Morando só, traduzindo artigos e livros,
trabalho em casa, o que me dará liberdade no uso do tempo a dedicar a esse novo
“trabalho.” Gosto de “farejar” a vida alheia. Sou como um detetive amador.
O objeto da minha nova investigação, por seu
aspecto, dava a impressão de um personagem dos filmes de farwest norte-americanos: chapelão, casaco até os tornozelos, roupa
preta, sapatões. Era um uniforme; usava o ano inteiro, no frio ou no calor.
Constatei que era preciso nos horários das
coisas que fazia e as repetia diariamente; às vezes saia muito cedo, mas apesar
disso tinha hora certa para sair e voltar à casa, para fazer as compras no
supermercado, etc. Às vezes ia a uma casa geminada a uma escola infantil;
entrava e saia pela mesma porta geralmente após quatro ou cinco horas: teria
ali uma garçonnière? Alguma coisa
extra, como farmácia, por exemplo, era feita quando da volta. Às quintas feiras
chegava de táxi carregando duas enormes sacolonas que levava de volta na segunda feira seguinte, também de táxi. Comprava bastante comida tipo delivery, mas nada de pizza. Escutava
música aos domingos pela manhã; dava para ouvir na calçada.
Sabendo do seu horário e comportamento
repetitivo, considerei ter chegada a hora de descobrir mais coisas, qual seu
trabalho, se tinha alguma distração, enfim, saber o que fazia e gostava.
Sai a campo observando, anotando e
imaginando como abordar o tipo. Era necessário, mas meio difícil: não usava
qualquer espaço público propicio. Não dava chance.
Aí,
sem me aperceber, aconteceu. Distraí-me,
e o perdi de vista. Andei atarantado ao redor. Estava parado aguardando
o sinal para atravessar a rua quando senti uma pancada no ombro, mão firme no braço
me empurrando e escutei uma voz impositiva a dizer “Fique quieto. Vamos conversar do outro lado.” Assim, simples. Era
ele.
Atravessamos a rua. Colocou-me encostado à
parede de um prédio sempre segurando meu braço às costas para não ver seu rosto
e disse-me: Não quero mais ser seguido. Isso
poderá ser perigoso. Não estou para brincadeiras. Agora, vá. Quase caí com o
empurrão. Voltei-me e o vi afastar-se a passos apressados.
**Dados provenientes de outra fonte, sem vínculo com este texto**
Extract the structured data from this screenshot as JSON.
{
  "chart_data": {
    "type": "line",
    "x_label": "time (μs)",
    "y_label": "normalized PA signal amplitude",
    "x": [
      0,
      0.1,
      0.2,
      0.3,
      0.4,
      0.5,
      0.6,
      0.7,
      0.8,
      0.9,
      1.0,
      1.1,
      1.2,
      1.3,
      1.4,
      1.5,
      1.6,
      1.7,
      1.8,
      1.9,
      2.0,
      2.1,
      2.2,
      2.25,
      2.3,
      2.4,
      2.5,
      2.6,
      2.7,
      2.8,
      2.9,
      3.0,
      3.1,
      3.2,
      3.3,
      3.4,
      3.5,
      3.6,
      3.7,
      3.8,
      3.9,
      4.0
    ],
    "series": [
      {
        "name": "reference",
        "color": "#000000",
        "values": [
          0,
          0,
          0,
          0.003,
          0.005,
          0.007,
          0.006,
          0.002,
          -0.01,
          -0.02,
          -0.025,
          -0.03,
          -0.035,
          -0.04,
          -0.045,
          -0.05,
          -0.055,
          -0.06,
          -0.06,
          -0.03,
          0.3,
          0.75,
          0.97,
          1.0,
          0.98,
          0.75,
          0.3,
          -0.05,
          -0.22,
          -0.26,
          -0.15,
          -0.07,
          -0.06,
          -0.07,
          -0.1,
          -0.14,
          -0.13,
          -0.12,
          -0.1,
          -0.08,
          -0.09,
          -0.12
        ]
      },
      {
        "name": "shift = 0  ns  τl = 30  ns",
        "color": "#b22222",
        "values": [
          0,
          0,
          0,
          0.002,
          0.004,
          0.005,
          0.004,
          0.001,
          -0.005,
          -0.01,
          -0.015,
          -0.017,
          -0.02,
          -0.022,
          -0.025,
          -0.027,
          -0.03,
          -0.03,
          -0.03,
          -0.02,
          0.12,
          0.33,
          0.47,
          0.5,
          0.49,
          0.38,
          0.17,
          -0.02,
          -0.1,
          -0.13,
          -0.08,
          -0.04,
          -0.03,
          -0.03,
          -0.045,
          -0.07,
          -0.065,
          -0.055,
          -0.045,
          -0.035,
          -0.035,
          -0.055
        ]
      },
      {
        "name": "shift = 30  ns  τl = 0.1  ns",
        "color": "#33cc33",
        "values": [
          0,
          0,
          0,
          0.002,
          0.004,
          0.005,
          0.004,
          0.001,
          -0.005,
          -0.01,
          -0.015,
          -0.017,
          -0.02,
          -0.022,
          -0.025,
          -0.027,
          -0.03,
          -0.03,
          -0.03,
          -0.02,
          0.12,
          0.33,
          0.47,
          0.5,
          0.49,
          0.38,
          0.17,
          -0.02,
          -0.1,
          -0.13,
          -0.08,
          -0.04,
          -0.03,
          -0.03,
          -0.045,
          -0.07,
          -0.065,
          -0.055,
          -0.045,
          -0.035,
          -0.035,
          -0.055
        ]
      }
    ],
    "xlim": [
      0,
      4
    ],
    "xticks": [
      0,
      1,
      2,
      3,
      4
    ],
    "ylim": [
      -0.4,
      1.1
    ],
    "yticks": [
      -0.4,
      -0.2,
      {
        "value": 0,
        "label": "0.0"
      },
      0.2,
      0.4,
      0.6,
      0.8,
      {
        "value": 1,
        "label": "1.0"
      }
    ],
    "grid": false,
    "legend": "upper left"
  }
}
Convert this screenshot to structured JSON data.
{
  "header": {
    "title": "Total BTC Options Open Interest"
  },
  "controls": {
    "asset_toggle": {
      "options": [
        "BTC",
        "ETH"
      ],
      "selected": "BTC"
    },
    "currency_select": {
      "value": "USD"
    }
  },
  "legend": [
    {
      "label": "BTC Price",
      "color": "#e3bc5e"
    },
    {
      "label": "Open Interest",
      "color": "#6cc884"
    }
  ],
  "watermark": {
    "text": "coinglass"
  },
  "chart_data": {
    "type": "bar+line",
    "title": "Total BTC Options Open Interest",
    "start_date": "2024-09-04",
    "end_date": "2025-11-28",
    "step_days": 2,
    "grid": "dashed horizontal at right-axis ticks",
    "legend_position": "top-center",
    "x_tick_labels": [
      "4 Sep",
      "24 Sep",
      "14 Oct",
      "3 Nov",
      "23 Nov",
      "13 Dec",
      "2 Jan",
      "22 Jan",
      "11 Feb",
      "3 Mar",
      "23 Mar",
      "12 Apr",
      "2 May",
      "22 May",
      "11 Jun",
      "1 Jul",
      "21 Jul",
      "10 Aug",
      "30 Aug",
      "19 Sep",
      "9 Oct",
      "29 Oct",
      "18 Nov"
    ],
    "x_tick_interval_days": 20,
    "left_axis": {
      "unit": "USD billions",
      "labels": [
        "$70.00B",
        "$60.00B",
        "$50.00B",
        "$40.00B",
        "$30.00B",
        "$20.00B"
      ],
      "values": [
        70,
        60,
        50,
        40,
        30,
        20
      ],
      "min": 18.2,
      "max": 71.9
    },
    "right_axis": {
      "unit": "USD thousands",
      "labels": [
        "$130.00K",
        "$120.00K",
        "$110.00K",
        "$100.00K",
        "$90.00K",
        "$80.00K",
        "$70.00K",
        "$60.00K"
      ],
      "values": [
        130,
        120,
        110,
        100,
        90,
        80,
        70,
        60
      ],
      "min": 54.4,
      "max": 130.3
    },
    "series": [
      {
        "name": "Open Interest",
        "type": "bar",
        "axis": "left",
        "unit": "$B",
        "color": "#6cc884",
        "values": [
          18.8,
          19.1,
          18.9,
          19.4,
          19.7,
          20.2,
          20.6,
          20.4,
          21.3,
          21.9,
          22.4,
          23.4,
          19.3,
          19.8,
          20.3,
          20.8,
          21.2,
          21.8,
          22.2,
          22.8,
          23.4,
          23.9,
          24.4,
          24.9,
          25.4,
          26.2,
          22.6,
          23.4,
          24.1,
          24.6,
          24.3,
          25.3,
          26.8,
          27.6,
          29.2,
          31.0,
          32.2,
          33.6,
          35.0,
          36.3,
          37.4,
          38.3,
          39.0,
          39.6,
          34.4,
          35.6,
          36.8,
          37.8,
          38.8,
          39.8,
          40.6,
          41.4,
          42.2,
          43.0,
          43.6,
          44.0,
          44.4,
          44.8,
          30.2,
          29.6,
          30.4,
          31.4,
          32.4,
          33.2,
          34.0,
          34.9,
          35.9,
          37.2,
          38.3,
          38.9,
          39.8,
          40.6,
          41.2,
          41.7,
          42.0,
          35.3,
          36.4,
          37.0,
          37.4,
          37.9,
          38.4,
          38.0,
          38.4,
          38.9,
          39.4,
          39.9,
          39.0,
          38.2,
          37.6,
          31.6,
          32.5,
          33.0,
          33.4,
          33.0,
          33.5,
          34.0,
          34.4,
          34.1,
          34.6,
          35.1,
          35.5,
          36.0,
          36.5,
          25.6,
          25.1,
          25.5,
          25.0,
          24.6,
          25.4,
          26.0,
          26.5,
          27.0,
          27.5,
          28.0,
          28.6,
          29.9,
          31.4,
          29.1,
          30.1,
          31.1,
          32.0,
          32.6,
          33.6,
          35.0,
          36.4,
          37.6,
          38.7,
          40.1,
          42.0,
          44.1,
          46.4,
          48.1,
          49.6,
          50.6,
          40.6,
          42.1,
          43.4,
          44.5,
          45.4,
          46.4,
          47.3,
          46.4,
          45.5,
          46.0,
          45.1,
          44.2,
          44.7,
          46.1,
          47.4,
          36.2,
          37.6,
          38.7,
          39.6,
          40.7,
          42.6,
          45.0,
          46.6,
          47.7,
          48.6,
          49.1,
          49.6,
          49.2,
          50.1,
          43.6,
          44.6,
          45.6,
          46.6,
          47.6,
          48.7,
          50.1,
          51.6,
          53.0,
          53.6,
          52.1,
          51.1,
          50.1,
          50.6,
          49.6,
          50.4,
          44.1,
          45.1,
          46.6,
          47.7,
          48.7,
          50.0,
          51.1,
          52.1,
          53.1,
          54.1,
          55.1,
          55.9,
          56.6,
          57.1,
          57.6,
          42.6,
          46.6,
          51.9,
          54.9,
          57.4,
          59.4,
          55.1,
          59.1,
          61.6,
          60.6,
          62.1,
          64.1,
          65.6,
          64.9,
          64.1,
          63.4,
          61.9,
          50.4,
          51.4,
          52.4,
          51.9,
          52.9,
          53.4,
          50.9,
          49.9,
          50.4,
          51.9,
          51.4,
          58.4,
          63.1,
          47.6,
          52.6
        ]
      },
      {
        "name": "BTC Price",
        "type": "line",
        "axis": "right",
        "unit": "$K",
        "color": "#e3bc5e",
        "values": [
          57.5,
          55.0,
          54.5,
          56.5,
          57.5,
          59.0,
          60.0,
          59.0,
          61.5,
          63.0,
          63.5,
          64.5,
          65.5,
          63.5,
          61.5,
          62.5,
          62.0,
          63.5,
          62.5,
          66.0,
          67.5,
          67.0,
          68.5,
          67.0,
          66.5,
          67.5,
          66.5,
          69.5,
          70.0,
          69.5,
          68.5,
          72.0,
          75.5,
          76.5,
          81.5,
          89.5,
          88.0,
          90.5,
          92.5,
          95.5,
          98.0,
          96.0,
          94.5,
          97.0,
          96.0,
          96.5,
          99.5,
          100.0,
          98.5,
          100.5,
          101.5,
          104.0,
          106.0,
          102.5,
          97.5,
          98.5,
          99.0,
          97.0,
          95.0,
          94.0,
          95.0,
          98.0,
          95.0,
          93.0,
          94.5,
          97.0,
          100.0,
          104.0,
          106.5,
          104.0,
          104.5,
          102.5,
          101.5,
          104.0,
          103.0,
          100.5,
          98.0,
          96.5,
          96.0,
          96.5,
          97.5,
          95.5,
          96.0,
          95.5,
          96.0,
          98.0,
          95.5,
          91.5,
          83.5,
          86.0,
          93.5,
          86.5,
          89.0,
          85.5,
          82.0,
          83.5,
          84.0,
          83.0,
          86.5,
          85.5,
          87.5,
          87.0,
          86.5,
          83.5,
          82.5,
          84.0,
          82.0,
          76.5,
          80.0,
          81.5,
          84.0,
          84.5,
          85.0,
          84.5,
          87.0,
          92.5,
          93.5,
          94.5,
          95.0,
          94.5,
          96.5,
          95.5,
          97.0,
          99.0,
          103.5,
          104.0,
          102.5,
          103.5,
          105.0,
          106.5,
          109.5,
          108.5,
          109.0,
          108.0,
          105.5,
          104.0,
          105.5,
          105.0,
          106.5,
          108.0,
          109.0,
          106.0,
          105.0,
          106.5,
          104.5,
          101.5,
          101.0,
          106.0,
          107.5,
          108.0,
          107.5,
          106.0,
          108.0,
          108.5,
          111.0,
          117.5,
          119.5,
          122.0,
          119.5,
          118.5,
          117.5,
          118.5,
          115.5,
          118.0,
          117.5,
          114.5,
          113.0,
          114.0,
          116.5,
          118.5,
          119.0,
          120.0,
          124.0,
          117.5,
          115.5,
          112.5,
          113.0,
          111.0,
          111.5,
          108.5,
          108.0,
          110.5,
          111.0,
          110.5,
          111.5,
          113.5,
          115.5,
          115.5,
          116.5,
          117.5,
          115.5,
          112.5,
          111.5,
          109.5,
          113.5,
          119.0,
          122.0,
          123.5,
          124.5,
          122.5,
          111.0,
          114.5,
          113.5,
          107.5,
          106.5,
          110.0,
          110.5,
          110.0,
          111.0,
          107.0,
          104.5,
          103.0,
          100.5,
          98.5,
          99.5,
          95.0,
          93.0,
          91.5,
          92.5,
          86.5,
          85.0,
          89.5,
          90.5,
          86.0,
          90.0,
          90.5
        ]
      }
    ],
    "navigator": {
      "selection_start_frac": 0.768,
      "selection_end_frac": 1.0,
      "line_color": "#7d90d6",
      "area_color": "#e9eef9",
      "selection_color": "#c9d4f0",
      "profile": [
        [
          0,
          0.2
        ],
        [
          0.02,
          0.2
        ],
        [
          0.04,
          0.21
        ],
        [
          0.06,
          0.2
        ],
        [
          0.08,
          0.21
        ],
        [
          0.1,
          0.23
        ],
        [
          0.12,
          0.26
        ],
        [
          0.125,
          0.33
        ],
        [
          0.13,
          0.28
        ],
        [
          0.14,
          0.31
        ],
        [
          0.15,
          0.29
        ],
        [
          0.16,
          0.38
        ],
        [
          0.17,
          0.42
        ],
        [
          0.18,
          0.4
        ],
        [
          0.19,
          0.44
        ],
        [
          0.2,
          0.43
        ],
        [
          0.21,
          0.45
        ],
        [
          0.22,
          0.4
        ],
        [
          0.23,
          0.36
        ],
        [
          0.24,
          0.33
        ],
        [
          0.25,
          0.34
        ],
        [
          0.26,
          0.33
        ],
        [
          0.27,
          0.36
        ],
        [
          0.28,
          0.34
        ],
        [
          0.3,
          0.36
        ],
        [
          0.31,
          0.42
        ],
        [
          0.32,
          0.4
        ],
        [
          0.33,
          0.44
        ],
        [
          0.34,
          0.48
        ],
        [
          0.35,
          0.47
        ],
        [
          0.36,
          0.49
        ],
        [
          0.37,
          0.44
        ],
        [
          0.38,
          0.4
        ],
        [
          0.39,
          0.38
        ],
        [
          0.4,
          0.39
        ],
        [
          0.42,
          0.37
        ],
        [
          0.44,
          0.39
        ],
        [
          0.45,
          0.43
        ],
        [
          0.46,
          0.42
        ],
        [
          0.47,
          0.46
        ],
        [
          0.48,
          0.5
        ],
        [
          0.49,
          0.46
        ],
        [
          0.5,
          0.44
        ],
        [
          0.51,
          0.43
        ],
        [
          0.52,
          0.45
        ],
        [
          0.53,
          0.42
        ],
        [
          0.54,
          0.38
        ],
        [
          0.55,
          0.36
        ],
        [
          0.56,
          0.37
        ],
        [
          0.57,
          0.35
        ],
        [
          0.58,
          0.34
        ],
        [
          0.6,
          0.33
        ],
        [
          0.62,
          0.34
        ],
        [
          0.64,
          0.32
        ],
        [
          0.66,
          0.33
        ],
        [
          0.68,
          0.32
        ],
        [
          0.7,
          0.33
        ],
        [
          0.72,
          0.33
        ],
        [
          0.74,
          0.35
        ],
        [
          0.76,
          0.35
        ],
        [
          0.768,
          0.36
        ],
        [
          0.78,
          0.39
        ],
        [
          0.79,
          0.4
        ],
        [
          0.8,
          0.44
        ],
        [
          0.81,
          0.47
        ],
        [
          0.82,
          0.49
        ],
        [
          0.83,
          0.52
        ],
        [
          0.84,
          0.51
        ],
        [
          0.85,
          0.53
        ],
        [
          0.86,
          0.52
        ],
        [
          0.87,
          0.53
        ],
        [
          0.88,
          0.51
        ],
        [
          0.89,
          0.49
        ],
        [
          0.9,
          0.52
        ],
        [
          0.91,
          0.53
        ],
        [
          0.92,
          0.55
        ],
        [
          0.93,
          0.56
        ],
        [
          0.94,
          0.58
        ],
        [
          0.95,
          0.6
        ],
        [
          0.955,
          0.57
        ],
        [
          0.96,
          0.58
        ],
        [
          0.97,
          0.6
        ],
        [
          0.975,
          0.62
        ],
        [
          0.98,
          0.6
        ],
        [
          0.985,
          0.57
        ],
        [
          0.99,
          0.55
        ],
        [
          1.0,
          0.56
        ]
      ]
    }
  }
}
Não me conformei com a situação. Queria
desvendar esse homem enigma, mas aquela ameaça me fazia temer represálias; afinal,
sou sozinho. Valeria a pena? Depois de muito matutar conclui que sim, valia a
pena, contudo, todo cuidado seria pouco; para conseguir informações e
esclarecimentos seguiria seu programa e trajeto diários. Era melhor desse jeito.
Começaria pela Igreja. Perguntava-me: seria
ele tão católico a ponto de frequentá-la todos os dias? Depois, seria a casa geminada: o que havia e
o que fazia lá? Em seguida, a escola. Depois, do que vivia. Por último, a “visita” à sua casa dependeria
das respostas que eu obtivesse dessas questões.
Passou por minha casa; saí em direção à
Igreja. Lá chegando fui à Sacristia e ao jovem padre que ali estava apresentei-me
e perguntei se poderia falar com ele a respeito de um dos seus fiéis. Antes de
responder apresentou-se: “Frei Luiz”. Perguntou-me o porquê do meu interesse.
Não era só meu interesse. Expliquei o que
se passava na nossa vizinhança: a presença de um homem de aspecto meio soturno;
comportamento diferente, que despertava curiosidade e temor aos vizinhos. Do
meu lado questionei a casa, a escola, do que vivia... Essas coisas.
— Posso
esclarecer algumas das perguntas, mas não tratarei de outras por serem de
sigilo, entende?
— Sim, claro. Não
queremos entrar na intimidade...
— Não
se trata de intimidade. Trata-se de respeitar um ser humano como é. De acordo?
— Sim. Escutarei com todo respeito.
— Pois
bem. Todos os dias esse senhor assiste com devoção à missa. Faz sempre a mesma
contribuição e procura saber se há paroquianos com necessidades prementes. Se
houver, quer saber onde e vai, de livre e espontânea vontade, auxiliar. Sempre
encontra solução para os mais variados problemas. Como diz a juventude: não
fica ensebando. Não poupa esforços nem recursos.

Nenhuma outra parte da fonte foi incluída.